La tragedia del Mottarone: in quella cabina c'era il mondo
mercoledì 26 maggio 2021

C’è una telecamera che ha ripreso il cavo traente della funivia di Mottarone nel momento esatto in cui si spezza. Si spacca, e le due estremità fanno un balzo. Il disastro comincia da lì. Adesso lo sappiamo. Quattordici vite sono state spezzate insieme con quel cavo, e non sono un pezzetto di Stresa, un pezzetto della provincia di Verbano-Cusio-Ossola, un pezzetto di Piemonte: sono un pezzetto del mondo. Vengono da tutti i punti cardinali. Anche quell’angolo di mondo è multietnico. Si rimane sorpresi, guardando quelle morti. Molte sono inattese, nomi stranieri, professioni rare. Mi soffermo e guardo.

C’è una ventisettenne calabrese che ha una laurea in scienze naturali e una specializzazione in monitoraggio e riqualificazione ambientale: una volta questi erano studi di nicchia, ma oggi devi essere utile e sei utile se sai quel che gli altri non sanno.

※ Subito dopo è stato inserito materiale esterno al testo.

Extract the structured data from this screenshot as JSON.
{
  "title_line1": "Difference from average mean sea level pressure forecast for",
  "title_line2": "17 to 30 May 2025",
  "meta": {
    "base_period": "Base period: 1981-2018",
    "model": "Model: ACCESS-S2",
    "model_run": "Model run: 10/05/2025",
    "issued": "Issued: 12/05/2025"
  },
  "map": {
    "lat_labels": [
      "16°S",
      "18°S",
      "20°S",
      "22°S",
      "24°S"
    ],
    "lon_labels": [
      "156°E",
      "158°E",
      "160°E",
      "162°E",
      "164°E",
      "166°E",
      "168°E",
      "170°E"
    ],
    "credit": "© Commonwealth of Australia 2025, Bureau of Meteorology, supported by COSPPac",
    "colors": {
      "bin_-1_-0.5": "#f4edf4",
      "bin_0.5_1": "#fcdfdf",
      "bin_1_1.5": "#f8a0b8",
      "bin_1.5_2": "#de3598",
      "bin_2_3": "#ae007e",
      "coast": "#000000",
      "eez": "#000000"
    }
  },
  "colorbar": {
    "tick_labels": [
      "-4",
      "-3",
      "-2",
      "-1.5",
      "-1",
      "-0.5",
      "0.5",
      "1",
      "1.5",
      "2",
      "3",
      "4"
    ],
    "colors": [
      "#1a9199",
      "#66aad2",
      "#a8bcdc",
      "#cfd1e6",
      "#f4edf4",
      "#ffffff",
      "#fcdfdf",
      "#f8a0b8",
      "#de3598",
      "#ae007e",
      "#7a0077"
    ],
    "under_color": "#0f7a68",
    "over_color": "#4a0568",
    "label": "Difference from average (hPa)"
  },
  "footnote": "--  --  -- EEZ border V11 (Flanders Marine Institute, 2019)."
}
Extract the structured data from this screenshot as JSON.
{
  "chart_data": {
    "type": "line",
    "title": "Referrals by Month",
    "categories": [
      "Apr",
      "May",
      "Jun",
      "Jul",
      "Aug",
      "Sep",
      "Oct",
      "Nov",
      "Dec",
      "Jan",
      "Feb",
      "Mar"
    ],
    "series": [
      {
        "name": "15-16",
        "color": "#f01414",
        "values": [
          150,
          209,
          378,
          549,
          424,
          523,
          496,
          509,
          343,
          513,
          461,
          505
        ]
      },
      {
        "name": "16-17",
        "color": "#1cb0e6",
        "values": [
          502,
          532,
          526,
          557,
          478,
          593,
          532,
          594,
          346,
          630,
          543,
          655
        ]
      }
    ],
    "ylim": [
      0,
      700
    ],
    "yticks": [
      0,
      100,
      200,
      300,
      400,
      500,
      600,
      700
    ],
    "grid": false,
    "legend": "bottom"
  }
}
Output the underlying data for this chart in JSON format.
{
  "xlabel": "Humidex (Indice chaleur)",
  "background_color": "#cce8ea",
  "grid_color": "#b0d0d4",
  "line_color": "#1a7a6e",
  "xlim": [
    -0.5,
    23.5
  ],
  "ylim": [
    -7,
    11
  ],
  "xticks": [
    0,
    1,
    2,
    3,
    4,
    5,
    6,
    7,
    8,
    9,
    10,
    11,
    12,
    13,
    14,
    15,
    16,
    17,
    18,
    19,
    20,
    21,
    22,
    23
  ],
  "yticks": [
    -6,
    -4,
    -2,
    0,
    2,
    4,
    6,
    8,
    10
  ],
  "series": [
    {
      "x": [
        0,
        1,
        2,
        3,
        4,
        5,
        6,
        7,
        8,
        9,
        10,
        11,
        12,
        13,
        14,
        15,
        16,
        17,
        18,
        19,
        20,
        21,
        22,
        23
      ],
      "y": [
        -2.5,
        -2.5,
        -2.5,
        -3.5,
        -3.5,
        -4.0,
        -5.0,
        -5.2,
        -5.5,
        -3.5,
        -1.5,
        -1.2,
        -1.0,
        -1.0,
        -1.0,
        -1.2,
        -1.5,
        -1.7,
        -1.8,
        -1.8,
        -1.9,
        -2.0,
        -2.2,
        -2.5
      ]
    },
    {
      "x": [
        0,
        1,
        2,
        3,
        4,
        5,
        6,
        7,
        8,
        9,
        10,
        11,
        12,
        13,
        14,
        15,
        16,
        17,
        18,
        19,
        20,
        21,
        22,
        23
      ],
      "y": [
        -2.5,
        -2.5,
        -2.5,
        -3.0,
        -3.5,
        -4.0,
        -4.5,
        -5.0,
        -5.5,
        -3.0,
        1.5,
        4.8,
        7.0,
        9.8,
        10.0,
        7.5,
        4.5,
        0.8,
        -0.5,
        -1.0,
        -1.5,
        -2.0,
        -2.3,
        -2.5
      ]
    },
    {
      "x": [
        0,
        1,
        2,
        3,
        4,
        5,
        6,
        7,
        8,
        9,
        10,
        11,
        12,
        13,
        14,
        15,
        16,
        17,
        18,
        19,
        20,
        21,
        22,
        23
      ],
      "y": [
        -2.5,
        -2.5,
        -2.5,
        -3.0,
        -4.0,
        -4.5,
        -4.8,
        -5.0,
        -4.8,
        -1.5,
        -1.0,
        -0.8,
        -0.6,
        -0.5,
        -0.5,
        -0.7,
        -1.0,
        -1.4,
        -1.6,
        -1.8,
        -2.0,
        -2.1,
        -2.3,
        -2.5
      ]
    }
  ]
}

Devi saperlo bene, difatti questa laureata ha preso 110 e lode. Devi aver studiato in una università prestigiosa, difatti questa è laureata alla Sapienza. Il tuo primo modo di guadagnare è la borsa di studio. La data della vincita di una borsa di studio è la tua data di nascita nella vita del lavoro: questa ragazza era nata due mesi fa, quando aveva vinto una borsa di studio del Cnr. È un modo trionfale di cominciare a guadagnare: ti sceglie il Cnr, in un confronto pubblico, non un padrone nel segreto del suo ufficio, per raccomandazione. Questo è il lavoro. E la vita? Questa ragazza studiava le microplastiche del lago Maggiore ed era appena venuto a trovarla il fidanzato. Come si chiama? Shahaisavandi Mohammandrez, aveva 23 anni ed era di origine iraniana.

Le vittime della funivia

Le vittime della funivia - Ansa

I nostri figli vanno in capo al mondo e tornano fidanzati. Ci domandiamo sempre come avverrà la pacificazione del mondo. Ma mentre noi, vecchi, ce lo domandiamo, i giovani lo pacificano, stabilendo amicizie e relazioni. Per noi sono un’italiana e un iraniano, ma loro si sentono due ragazzi e basta, due coetanei e dunque amici. In questa cabina c’era anche Amit Biran di trent’anni e la moglie Tal di 26: sono israeliani, e vivevano in Italia con i due figli Tom e Eitan. Tom ahimè non c’è più. Eitan è ancora vivo, non si parla che di lui, pare che, se salviamo lui, simbolicamente salviamo tutti.

Tal aveva con sé due nonni, Itshak Cohen e Barbara Komisky, venuti apposta da Tel Aviv. C’era il mondo in questa cabina, c’è il mondo dappertutto. Amit è italiano e s’è laureato in medicina a Pavia, aveva già trovato un lavoro come tirocinante.

Sulla cabina c’era anche una coppia di Varese, Alessandro Merlo e Silvia Malnati, fidanzati da quasi dieci anni: ci sono matrimoni che durano molto meno, questi fidanzamenti interminabili sono di fatto matrimoni non celebrati. Anche questo è un segno dei tempi: la difficoltà di metter su famiglia. Il viaggio verso la famiglia è la gita al faro dei nostri giorni. Tra i morti c’è un bambino di cinque anni, di nome Mattia, i cui genitori, di 55 e 38 anni, volevano sposarsi il 24 giugno. Manca poco, ma sono morti. Aspettavano fra pochi giorni il massimo della vita, vivere col loro bambino. Son passati dal tutto al niente.

In cronaca leggo una notizia curiosa su Silvia: amava una massima di Goethe, che dice così: «Qualunque cosa tu voglia fare, comincia subito». Povera Silvia! Aveva fretta, voleva vivere subito, ma restava bloccata nel fidanzamento da dieci anni. È una colpa dei nostri tempi. Questa cabina è la piccola Spoon River dei nostri giorni.